(694g) Solid Flame: Experimental Validation

Shuck, C. E., University of Notre Dame
Mukasyan, A. S., University of Notre Dame
Manukyan, K. V., University of Notre Dame

Based on the thermodynamic calculations, it has long been hypothesized that a true solid-state combustion reaction could occur [1]. However, in every previously investigated case, due to the presence of impurities, one of the reactants experienced a phase transition (e.g. melting), or there was some transport-assisted process occurring. For example, it is well known that the pure tantalum-carbon system should not experience any phase transitions during combustion since its adiabatic temperature (2743 K) is well below the eutectic point (4242 K) of the system. But it has been previously shown that combustion wave propagation in this system occurs with the help of gas-phase transport agents, which are formed through reaction between carbon and the metal oxide layer [cf. 2]. Through use of high energy ball milling in an inert atmosphere, the oxygen free Ta/C composite particles were prepared. It was experimentally proven that these particles possess the ignition temperature on the order of 1300 K and that the true solid flame reaction may propagate along the heterogeneous media, which consist of such particles. A number of studies were done to define the morphology and microstructure of the reactants and reaction products, the apparent activation energy, and other relevant characteristics.

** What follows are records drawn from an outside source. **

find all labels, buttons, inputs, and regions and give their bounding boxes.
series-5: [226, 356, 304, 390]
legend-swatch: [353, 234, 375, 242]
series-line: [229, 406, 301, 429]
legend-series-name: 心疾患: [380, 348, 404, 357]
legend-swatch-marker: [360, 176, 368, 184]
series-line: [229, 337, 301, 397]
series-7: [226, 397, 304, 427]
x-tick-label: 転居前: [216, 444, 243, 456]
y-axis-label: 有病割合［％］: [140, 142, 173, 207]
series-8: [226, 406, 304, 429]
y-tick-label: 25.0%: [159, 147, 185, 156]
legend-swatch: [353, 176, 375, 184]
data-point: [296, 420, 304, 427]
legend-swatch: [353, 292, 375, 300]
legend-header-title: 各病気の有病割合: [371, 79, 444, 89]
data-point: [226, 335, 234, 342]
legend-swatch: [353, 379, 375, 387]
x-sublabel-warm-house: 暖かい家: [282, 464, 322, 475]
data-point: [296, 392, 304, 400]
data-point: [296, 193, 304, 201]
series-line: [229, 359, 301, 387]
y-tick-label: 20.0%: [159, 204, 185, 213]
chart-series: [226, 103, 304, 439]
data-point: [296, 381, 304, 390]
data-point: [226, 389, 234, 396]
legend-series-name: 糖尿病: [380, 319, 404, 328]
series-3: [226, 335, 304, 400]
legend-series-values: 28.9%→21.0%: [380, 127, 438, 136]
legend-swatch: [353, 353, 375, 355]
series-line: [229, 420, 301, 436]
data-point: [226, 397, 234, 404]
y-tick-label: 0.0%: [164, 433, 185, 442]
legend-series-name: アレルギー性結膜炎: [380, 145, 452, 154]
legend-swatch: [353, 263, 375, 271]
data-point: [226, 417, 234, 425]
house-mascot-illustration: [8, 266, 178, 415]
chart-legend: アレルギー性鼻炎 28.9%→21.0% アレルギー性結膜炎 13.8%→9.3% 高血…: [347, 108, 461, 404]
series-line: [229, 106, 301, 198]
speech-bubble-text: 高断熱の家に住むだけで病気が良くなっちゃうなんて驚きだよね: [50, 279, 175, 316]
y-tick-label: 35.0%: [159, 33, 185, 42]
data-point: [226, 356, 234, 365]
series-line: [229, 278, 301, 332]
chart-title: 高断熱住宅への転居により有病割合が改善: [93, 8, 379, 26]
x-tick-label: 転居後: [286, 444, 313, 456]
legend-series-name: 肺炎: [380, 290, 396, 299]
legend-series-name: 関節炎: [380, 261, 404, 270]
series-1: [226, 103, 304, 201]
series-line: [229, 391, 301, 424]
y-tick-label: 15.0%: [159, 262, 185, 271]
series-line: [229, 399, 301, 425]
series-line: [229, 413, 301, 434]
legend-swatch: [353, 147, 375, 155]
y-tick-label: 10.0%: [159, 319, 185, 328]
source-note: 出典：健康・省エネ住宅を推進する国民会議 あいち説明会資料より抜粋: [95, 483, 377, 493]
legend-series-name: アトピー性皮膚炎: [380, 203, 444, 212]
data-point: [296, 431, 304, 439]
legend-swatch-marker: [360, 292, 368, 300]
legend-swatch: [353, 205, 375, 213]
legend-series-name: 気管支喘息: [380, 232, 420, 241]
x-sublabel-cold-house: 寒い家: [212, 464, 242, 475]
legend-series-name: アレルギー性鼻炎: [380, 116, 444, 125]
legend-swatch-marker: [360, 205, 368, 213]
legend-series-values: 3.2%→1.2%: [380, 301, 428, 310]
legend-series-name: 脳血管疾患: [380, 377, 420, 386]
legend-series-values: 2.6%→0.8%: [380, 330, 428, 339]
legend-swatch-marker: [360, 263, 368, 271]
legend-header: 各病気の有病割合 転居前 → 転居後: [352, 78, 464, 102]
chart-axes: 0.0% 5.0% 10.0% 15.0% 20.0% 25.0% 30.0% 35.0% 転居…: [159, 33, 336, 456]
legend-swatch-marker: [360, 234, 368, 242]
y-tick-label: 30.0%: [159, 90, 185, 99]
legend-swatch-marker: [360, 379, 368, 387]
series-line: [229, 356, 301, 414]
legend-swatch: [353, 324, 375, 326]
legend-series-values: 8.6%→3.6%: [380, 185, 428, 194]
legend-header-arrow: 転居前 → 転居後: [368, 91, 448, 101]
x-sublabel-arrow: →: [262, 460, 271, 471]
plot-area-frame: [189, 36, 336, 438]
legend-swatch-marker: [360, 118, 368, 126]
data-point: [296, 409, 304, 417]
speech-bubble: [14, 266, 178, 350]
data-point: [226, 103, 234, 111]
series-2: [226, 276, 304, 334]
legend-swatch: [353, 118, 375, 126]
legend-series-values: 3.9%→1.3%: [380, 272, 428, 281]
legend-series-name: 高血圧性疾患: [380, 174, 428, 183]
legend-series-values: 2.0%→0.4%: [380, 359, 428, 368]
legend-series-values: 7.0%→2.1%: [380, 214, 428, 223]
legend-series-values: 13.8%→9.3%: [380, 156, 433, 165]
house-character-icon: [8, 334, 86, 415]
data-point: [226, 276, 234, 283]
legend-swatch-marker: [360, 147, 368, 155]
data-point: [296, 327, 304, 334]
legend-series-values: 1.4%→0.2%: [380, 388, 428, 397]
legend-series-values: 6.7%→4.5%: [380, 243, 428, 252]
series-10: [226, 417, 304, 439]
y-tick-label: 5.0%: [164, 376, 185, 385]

[1] Merzhanov, A. G., Self-propagating high-temperature synthesis: Twenty years of search and findings. In “Combustion and Plasma Synthesis of High-Temperature Materials” (Z. A. Munir and J. B. Holt, eds.). VCH Publishers, New York, 1990, p. 1.

[2] Merzhanov, A. G., Rogachev, A. S., Mukasyan, A. S., Khusid, B. M., Borovinskaya, I. P., and Khina, B. B., The role of gas-phase transport in combustion of tantalum-carbon system. J. Eng. Phys.Thermophys.. 59,809 (1990).